The Council is redeveloping the current Bearsden site as part of a £42.5 million investment - including a new, state-of-the-art sports and leisure complex, as well as a support centre for adults with learning disabilities.
The ‘Allander’, situated in the Northern Glasgow suburb of Bearsden, has been a recreational hub for the community for over 40 years. In this time it’s been the backdrop to school swimming galas, football birthday parties, world-class indoor bowl events, nightly squash challenges, coffee mornings and fetes.
Kelvinbank Adult Resource Centre in Kirkintilloch has provided Day Care to Adults with learning challenges for a similar period of time, providing crucial support to families throughout East Dunbartonshire. It is home from home for the Centre patrons, where their extended families take time to care and encourage, play and learn – or simply listen and chat.
What both of these facilities have in common is that their role extends beyond the core Program – they are at the heart of communities they serve and play a key role in people’s lives.
In direct partnership with the Council, Holmes Miller devised a strategy to bring these facilities together and form a Community hub with inclusivity as its standard-bearer. EDC and HM saw an opportunity to break down barriers by combining a Day Care Centre with a Leisure Centre to unlock a host of new opportunities for those living with dementia, autism and physical disabilities.

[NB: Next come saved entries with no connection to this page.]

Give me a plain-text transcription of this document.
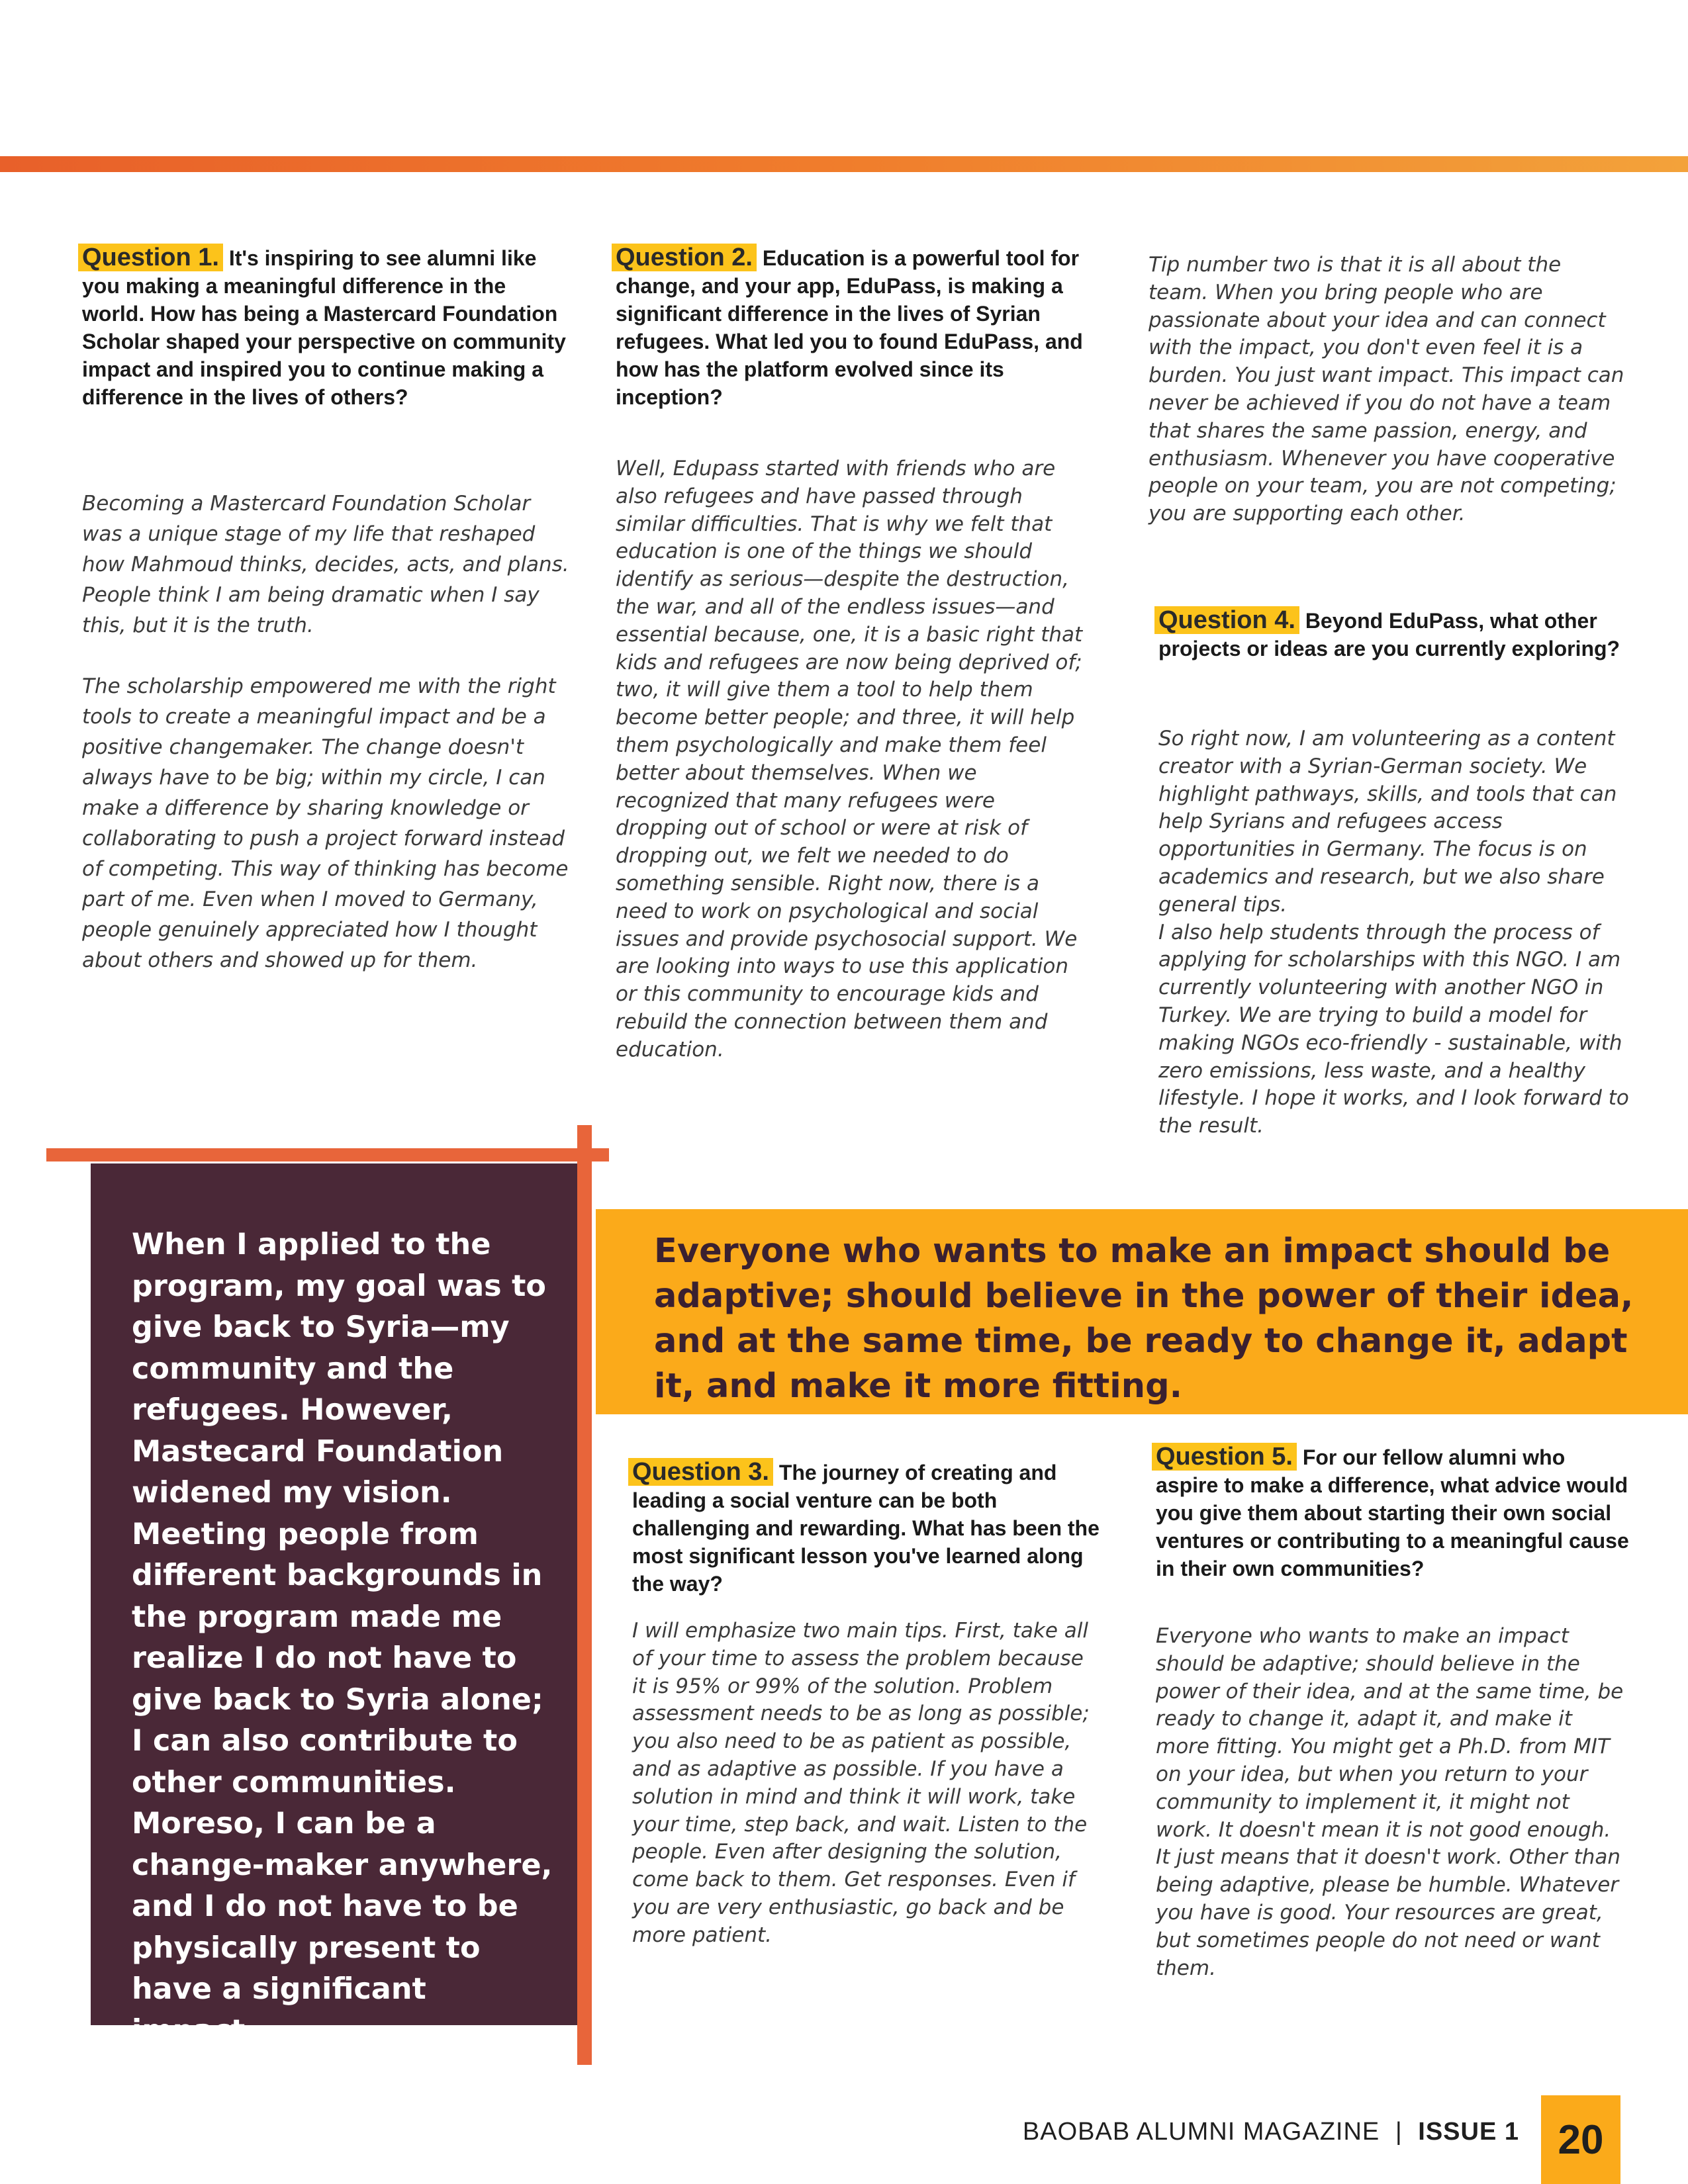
Question 1. It's inspiring to see alumni like you making a meaningful difference in the world. How has being a Mastercard Foundation Scholar shaped your perspective on community impact and inspired you to continue making a difference in the lives of others?

Becoming a Mastercard Foundation Scholar was a unique stage of my life that reshaped how Mahmoud thinks, decides, acts, and plans. People think I am being dramatic when I say this, but it is the truth.

The scholarship empowered me with the right tools to create a meaningful impact and be a positive changemaker. The change doesn't always have to be big; within my circle, I can make a difference by sharing knowledge or collaborating to push a project forward instead of competing. This way of thinking has become part of me. Even when I moved to Germany, people genuinely appreciated how I thought about others and showed up for them.

Question 2. Education is a powerful tool for change, and your app, EduPass, is making a significant difference in the lives of Syrian refugees. What led you to found EduPass, and how has the platform evolved since its inception?

Well, Edupass started with friends who are also refugees and have passed through similar difficulties. That is why we felt that education is one of the things we should identify as serious—despite the destruction, the war, and all of the endless issues—and essential because, one, it is a basic right that kids and refugees are now being deprived of; two, it will give them a tool to help them become better people; and three, it will help them psychologically and make them feel better about themselves. When we recognized that many refugees were dropping out of school or were at risk of dropping out, we felt we needed to do something sensible. Right now, there is a need to work on psychological and social issues and provide psychosocial support. We are looking into ways to use this application or this community to encourage kids and rebuild the connection between them and education.

Tip number two is that it is all about the team. When you bring people who are passionate about your idea and can connect with the impact, you don't even feel it is a burden. You just want impact. This impact can never be achieved if you do not have a team that shares the same passion, energy, and enthusiasm. Whenever you have cooperative people on your team, you are not competing; you are supporting each other.

Question 4. Beyond EduPass, what other projects or ideas are you currently exploring?

So right now, I am volunteering as a content creator with a Syrian-German society. We highlight pathways, skills, and tools that can help Syrians and refugees access opportunities in Germany. The focus is on academics and research, but we also share general tips.

I also help students through the process of applying for scholarships with this NGO. I am currently volunteering with another NGO in Turkey. We are trying to build a model for making NGOs eco-friendly - sustainable, with zero emissions, less waste, and a healthy lifestyle. I hope it works, and I look forward to the result.

When I applied to the program, my goal was to give back to Syria—my community and the refugees. However, Mastecard Foundation widened my vision. Meeting people from different backgrounds in the program made me realize I do not have to give back to Syria alone; I can also contribute to other communities. Moreso, I can be a change-maker anywhere, and I do not have to be physically present to have a significant impact.

Everyone who wants to make an impact should be adaptive; should believe in the power of their idea, and at the same time, be ready to change it, adapt it, and make it more fitting.

Question 3. The journey of creating and leading a social venture can be both challenging and rewarding. What has been the most significant lesson you've learned along the way?

I will emphasize two main tips. First, take all of your time to assess the problem because it is 95% or 99% of the solution. Problem assessment needs to be as long as possible; you also need to be as patient as possible, and as adaptive as possible. If you have a solution in mind and think it will work, take your time, step back, and wait. Listen to the people. Even after designing the solution, come back to them. Get responses. Even if you are very enthusiastic, go back and be more patient.

Question 5. For our fellow alumni who aspire to make a difference, what advice would you give them about starting their own social ventures or contributing to a meaningful cause in their own communities?

Everyone who wants to make an impact should be adaptive; should believe in the power of their idea, and at the same time, be ready to change it, adapt it, and make it more fitting. You might get a Ph.D. from MIT on your idea, but when you return to your community to implement it, it might not work. It doesn't mean it is not good enough. It just means that it doesn't work. Other than being adaptive, please be humble. Whatever you have is good. Your resources are great, but sometimes people do not need or want them.

BAOBAB ALUMNI MAGAZINE | ISSUE 1 20
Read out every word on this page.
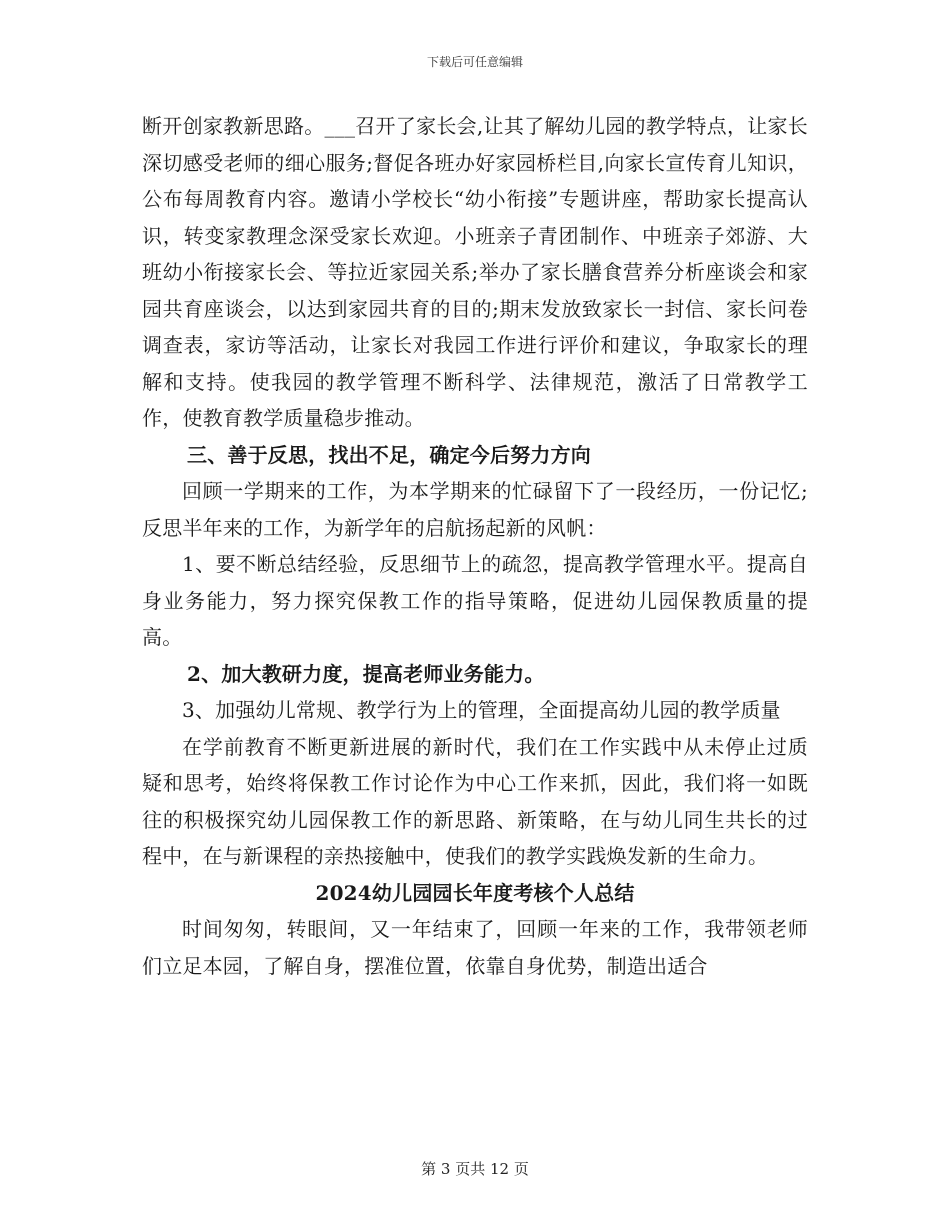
下载后可任意编辑

断开创家教新思路。___召开了家长会,让其了解幼儿园的教学特点，让家长深切感受老师的细心服务;督促各班办好家园桥栏目,向家长宣传育儿知识，公布每周教育内容。邀请小学校长“幼小衔接”专题讲座，帮助家长提高认识，转变家教理念深受家长欢迎。小班亲子青团制作、中班亲子郊游、大班幼小衔接家长会、等拉近家园关系;举办了家长膳食营养分析座谈会和家园共育座谈会，以达到家园共育的目的;期末发放致家长一封信、家长问卷调查表，家访等活动，让家长对我园工作进行评价和建议，争取家长的理解和支持。使我园的教学管理不断科学、法律规范，激活了日常教学工作，使教育教学质量稳步推动。

三、善于反思，找出不足，确定今后努力方向

回顾一学期来的工作，为本学期来的忙碌留下了一段经历，一份记忆;反思半年来的工作，为新学年的启航扬起新的风帆：

1、要不断总结经验，反思细节上的疏忽，提高教学管理水平。提高自身业务能力，努力探究保教工作的指导策略，促进幼儿园保教质量的提高。

2、加大教研力度，提高老师业务能力。

3、加强幼儿常规、教学行为上的管理，全面提高幼儿园的教学质量

在学前教育不断更新进展的新时代，我们在工作实践中从未停止过质疑和思考，始终将保教工作讨论作为中心工作来抓，因此，我们将一如既往的积极探究幼儿园保教工作的新思路、新策略，在与幼儿同生共长的过程中，在与新课程的亲热接触中，使我们的教学实践焕发新的生命力。

2024幼儿园园长年度考核个人总结

时间匆匆，转眼间，又一年结束了，回顾一年来的工作，我带领老师们立足本园，了解自身，摆准位置，依靠自身优势，制造出适合

第 3 页共 12 页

Holmes Miller hosted a series of community/stakeholder charettes and discussions with users of both facilities, to which we listened and understood their aspirations. The proposals are a direct product of that 12-month consultation and ensure that the People have shaped the design of their building.
The new Day Care Centre within the scheme will offer best in class facilities, following the Health and Social Care best practice, with an internal layout that reflects a curated program. Sensory and production garden areas will compliment this offer and give patrons a holistic experience catered to their needs. A social enterprise in the form of a food production business will be housed within the Day Care Centre training kitchen, providing patrons a means to serve the community themselves.
The building will also contain hydrotherapy and training pools with moveable floors which will offer up wide range of rehabilitative options to Day Care users.
Accommodation on the Leisure side will reflect changing trends in sport and recreation with multi-purpose recreational spaces throughout the building. These are designed to give the operator room to flex depending on demand throughout the calendar, catering for the school curriculum and local sports club requirements.
The overall result is a people-focused design that seeks to create synergies between sport, culture, and mental health as a welcoming Civic building with a timeless aesthetic.